Jenny Huang sat down to enjoy a complimentary Cattuccino and muffin after waiting three and a half hours outside Purina ONE's pop-up cafe on Saturday. A devoted cat lover who is currently unable to own a cat of her own, Huang is just one of hundreds of New Yorkers who spent hours waiting for a chance to pet or adopt one of North Shore Animal League's rescued cats during the four day event in Manhattan's Bowery neighborhood. Cat cafes are becoming increasingly popular in cities across the globe, and this is the first of its kind in the United States. We stopped in for a few hours and were impressed to find a fun, light-filled environment designed for optimum kitty comfort.
Purina ONE and North Shore Animal League did a fantastic job of moderating the number of people inside the temporary cat cafe. As it was, the space was loud and a bit chaotic, with people crawling on their hands and knees sometimes to touch an elusive creature that had slipped from their grasp. Most visitors seemed familiar with handling cats, but occasionally a volunteer had to step in to let people know that it’s best not to chase the cats all over the cafe. In fact, the organizers deliberately provided a number of hideouts for cats uncomfortable with being in the spotlight.
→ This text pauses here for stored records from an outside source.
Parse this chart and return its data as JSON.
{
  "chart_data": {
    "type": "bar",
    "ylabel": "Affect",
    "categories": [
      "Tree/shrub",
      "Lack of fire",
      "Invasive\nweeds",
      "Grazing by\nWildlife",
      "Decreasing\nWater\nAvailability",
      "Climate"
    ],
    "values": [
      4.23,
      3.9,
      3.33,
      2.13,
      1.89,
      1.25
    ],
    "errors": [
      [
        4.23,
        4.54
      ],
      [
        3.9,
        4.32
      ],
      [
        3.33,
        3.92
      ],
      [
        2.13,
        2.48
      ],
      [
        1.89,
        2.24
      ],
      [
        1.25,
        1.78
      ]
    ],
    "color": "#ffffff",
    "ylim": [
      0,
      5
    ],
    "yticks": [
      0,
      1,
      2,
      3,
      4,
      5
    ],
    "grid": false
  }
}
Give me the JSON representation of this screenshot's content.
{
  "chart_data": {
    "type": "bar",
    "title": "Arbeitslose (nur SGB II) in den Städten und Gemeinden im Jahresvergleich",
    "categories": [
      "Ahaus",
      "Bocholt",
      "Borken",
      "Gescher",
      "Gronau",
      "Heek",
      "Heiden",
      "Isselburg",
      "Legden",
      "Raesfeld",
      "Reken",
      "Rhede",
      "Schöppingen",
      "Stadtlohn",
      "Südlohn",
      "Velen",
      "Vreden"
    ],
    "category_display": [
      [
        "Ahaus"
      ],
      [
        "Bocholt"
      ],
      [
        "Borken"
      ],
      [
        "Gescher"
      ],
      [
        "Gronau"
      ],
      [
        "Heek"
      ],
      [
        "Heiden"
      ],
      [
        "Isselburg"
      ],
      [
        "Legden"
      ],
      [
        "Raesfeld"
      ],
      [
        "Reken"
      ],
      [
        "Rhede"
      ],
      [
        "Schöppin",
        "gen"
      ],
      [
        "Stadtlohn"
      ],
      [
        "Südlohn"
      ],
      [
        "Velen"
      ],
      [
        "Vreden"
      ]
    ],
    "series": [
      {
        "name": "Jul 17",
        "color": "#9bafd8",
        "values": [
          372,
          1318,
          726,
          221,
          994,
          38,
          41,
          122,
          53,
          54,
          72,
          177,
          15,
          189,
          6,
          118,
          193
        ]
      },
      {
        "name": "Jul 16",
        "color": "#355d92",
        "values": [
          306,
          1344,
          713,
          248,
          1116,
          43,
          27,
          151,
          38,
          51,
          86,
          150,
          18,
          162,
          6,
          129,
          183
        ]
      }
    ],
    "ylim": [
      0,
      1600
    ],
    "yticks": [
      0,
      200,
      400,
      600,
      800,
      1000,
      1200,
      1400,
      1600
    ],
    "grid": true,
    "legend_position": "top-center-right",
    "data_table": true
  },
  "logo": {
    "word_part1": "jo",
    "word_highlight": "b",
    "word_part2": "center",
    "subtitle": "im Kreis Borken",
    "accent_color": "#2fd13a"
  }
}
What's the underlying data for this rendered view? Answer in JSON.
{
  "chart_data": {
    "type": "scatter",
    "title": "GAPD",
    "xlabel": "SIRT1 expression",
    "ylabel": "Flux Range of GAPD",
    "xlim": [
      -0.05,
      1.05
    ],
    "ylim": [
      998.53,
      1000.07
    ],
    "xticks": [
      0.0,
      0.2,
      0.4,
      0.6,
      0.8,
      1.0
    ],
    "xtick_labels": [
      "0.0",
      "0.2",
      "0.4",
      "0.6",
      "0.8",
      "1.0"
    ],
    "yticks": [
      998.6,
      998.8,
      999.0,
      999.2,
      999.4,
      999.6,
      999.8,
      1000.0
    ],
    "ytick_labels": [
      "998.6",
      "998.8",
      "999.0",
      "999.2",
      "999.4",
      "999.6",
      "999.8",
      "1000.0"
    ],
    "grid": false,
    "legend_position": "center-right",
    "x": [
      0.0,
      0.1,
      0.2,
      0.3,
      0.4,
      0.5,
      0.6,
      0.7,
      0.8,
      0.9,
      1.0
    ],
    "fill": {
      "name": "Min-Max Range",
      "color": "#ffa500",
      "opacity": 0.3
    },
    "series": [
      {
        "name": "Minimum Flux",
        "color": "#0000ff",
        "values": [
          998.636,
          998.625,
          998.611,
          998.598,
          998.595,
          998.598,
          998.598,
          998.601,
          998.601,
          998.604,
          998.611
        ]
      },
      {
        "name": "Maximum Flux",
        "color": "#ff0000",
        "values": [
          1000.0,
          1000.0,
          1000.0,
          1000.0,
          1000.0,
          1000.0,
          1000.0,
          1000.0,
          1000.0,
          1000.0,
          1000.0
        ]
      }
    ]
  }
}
More than just a publicity stunt for Purina ONE, the cat cafe resulted in at least 11 new adoptions. Said to be the world’s largest no-kill shelter, North Shore Animal League has saved more than one million animal lives since 1944. Their representatives were on site to answer questions about cat health, feed and behavior and most importantly, to facilitate adoptions. The group also had a mobile shelter outside, which gave those who couldn’t wait in line and passersby an opportunity to adopt a cat as well.
“After waiting in line for 4 hours on Thursday I am happy to say I adopted little Wyatt and he’s settling in nicely,” said Nicole Desmond, writing on Purina ONE’s live streaming page. “It was totally worth the wait. He’s such a sweetheart and full of happy energy. I hope the other cats that went home today are feeling relaxed and loved after a hectic weekend.”
A number of speakers gave the event something of an educational bent. On Friday, artist Linda Griggs talked about cat-friendly interior design, Shelter Director Christina Travalja talked about the benefits of adopting a cat the following day, and Feline Behaviorist Dorit Shevach-Shani advised those present on Saturday evening how to introduce a new cat into their home.
“Hi, Purina One, congratulations on the success of the cafe,” writes Sheryl Holland. “Obviously you are filling a deep need that New Yorkers have to socialize with and be around cats.”